Thursday, 9 May 2013

Despite the confirmations from Election Commission of Pakistan for not suspending the mobile phone services on Election Day, it is feared that cellular and other wireless services are likely to go offline on May 11th, 2013, the Election Day.
Cellular companies aren’t issued any such warnings so far, but they anticipate that on-going law and order situation in the country and prevailing security threats might lead to service closure on election day.
Recent terrorist activities, especially in Karachi and KPK, are going to play a pivotal role during the policy making regarding the suspension of cellular services on election day.
What cellular companies fear the most is the blanket ban on service in entire Pakistan. Cellular companies, in a communication with ProPakistani, maintained that they are somewhat okay with service suspensions in sensitive areas only, however, suspension in entire Pakistan will cause disastrous impact on the industry.
Sources said that authorities might order service suspension in entire Pakistan from 7AM (11th May) to 7AM (12th May).
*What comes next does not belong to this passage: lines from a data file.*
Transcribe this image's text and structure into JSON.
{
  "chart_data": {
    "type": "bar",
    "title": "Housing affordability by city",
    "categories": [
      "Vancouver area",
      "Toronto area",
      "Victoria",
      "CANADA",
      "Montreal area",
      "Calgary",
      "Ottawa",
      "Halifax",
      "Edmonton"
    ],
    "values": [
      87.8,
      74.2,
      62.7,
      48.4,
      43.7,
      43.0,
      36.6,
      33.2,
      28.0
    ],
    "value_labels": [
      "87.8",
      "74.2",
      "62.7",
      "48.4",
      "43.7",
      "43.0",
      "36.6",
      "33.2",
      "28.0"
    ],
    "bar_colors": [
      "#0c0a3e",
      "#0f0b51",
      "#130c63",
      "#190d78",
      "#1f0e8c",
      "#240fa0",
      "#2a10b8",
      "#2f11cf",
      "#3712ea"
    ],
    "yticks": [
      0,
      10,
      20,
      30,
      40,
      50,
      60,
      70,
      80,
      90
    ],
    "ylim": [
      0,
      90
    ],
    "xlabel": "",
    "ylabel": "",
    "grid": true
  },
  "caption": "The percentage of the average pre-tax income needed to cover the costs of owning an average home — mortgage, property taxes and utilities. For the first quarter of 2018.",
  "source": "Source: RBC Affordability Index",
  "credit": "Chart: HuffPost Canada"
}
It merits mentioning here that Election day is usually one of the most revenue generating period for cellular companies. Experts said that cellular companies are poised to make billion 1.3 to 1.5 rupees on a single day.
It maybe recalled that mobile phones are already barred inside polling booths, hinting that authorities can go to any level – even the suspension of cellular services in whole country.
If suspended, in-availability of mobile services are likely to cause serious damage to masses. We have previously discussed the impacts and difficulties the consumer go through during service suspensions. Political parties are also likely to suffer in mobilizing their supporters.
Not to mention, cellular subscribers are never compensated for the loss they bear during service suspensions.
Analysts said that severity of security situation in the country is understandable, but they said that service suspension should be the last option and not the first.